Figure 3 also uses the community population as an example of applying the constructed HFHI screening model to a community setting, demonstrating the model's ability to identify potentially high-risk populations that are typically overlooked. . In general, older residents are at higher risk for HFHI, as age is one of the most important indicators of her HI. However, in the validation set he was a 42-year-old man, and although he was relatively young, his identified HFHI risk was 0.846, so he was classified in the high-risk group for HFHI. . In addition, this middle-aged man was confirmed to have HFHI by his hearing test results (he was 47.50 dB in poor hearing). Based on the patient record, his 34 relevant features are marked with red triangles, as shown in Figure 3. In terms of demographics and disease status, this man had self-identified HI, hypertension, and diabetes.

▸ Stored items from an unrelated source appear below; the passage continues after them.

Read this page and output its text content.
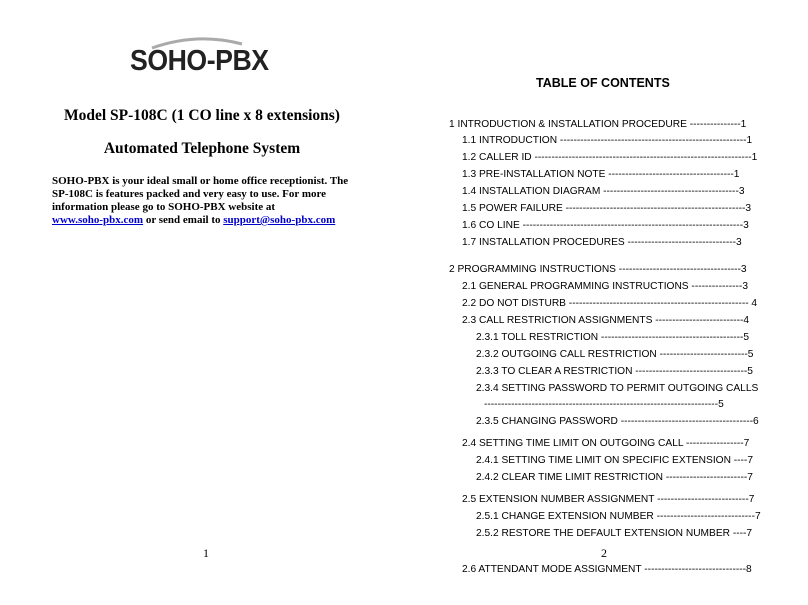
SOHO-PBX
Model SP-108C (1 CO line x 8 extensions)
Automated Telephone System
SOHO-PBX is your ideal small or home office receptionist. The
SP-108C is features packed and very easy to use. For more
information please go to SOHO-PBX website at
www.soho-pbx.com or send email to support@soho-pbx.com
1
TABLE OF CONTENTS
1 INTRODUCTION & INSTALLATION PROCEDURE ---------------1
1.1 INTRODUCTION -------------------------------------------------------1
1.2 CALLER ID ----------------------------------------------------------------1
1.3 PRE-INSTALLATION NOTE -------------------------------------1
1.4 INSTALLATION DIAGRAM ----------------------------------------3
1.5 POWER FAILURE -----------------------------------------------------3
1.6 CO LINE -----------------------------------------------------------------3
1.7 INSTALLATION PROCEDURES --------------------------------3
2 PROGRAMMING INSTRUCTIONS ------------------------------------3
2.1 GENERAL PROGRAMMING INSTRUCTIONS ---------------3
2.2 DO NOT DISTURB ----------------------------------------------------- 4
2.3 CALL RESTRICTION ASSIGNMENTS --------------------------4
2.3.1 TOLL RESTRICTION ------------------------------------------5
2.3.2 OUTGOING CALL RESTRICTION --------------------------5
2.3.3 TO CLEAR A RESTRICTION ---------------------------------5
2.3.4 SETTING PASSWORD TO PERMIT OUTGOING CALLS
---------------------------------------------------------------------5
2.3.5 CHANGING PASSWORD ---------------------------------------6
2.4 SETTING TIME LIMIT ON OUTGOING CALL -----------------7
2.4.1 SETTING TIME LIMIT ON SPECIFIC EXTENSION ----7
2.4.2 CLEAR TIME LIMIT RESTRICTION ------------------------7
2.5 EXTENSION NUMBER ASSIGNMENT ---------------------------7
2.5.1 CHANGE EXTENSION NUMBER -----------------------------7
2.5.2 RESTORE THE DEFAULT EXTENSION NUMBER ----7
2.6 ATTENDANT MODE ASSIGNMENT ------------------------------8
2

He also has several behavioral risk factors, including smoking, alcohol consumption, excessive electronic volume, and routine noise exposure at work. Regarding biomarker risk factors, the patient had an abnormally high level of his IBIL. It is hoped that by applying this screening model, we will be able to screen these potentially high-risk patients for subsequent confirmatory diagnoses and identify risk factors for subsequent individualized interventions.

Differences in characteristics in risk stratification

Differences in resident lifestyles depending on risk stratification

To further explore the distribution of lifestyle variables for the three risk categories identified by the model, we calculated the proportion of individuals with a particular lifestyle behavior within a 0.1 point interval of the risk score, and compared loess across the spectrum of risk profiles. I plotted the curve. As shown in Figure 4, the proportion of individuals with >40% electronic volume use, smoking, drinking, or self-reported workplace noise experience at least once per week increased significantly with increasing risk score. Increased. The number of people who consumed 500g or more of fruits and vegetables daily and who exercised at least once a month decreased significantly. In detail, in the low-risk group, 72.83% (957/1314) exercised at least once a month, while in the high-risk group, this proportion decreased to 46.07% (569/1235). Did. A total of 28.10% (347 out of 1235 people) were alcohol drinkers in the high-risk group, which was 3.13 times higher than in the low-risk group (8.98%, 118 out of 1314 people). Similarly, 39.51% (488 out of 1235) of individuals in the high-risk group were smokers, which was 2.93 times higher than in the low-risk group (13.47%, 177 out of 1314).

Differences in resident blood index by risk stratification

We also investigated the distribution of identified blood indicator variables in the three risk categories (Figure 5). As the risk score increased, the proportion of people with high levels of LDL, LY%, RDW, TC, and EO% also increased, but the proportion of people with high levels of HDL decreased slightly. Among them, 29.15% (360/1235) of the high-risk group had high levels of TC, which was 3.25 times that of the low-risk group (8.98%, 118/1314). In the high-risk group, 36.03% (445/1235) individuals showed high LDL levels, which decreased to 23.06% (303/1314) in the low-risk group. Conversely, the proportion of individuals with high levels of her HDL decreased from 6.16% (81/1314) in the low-risk group to 3.16% (39/1235) in the high-risk group.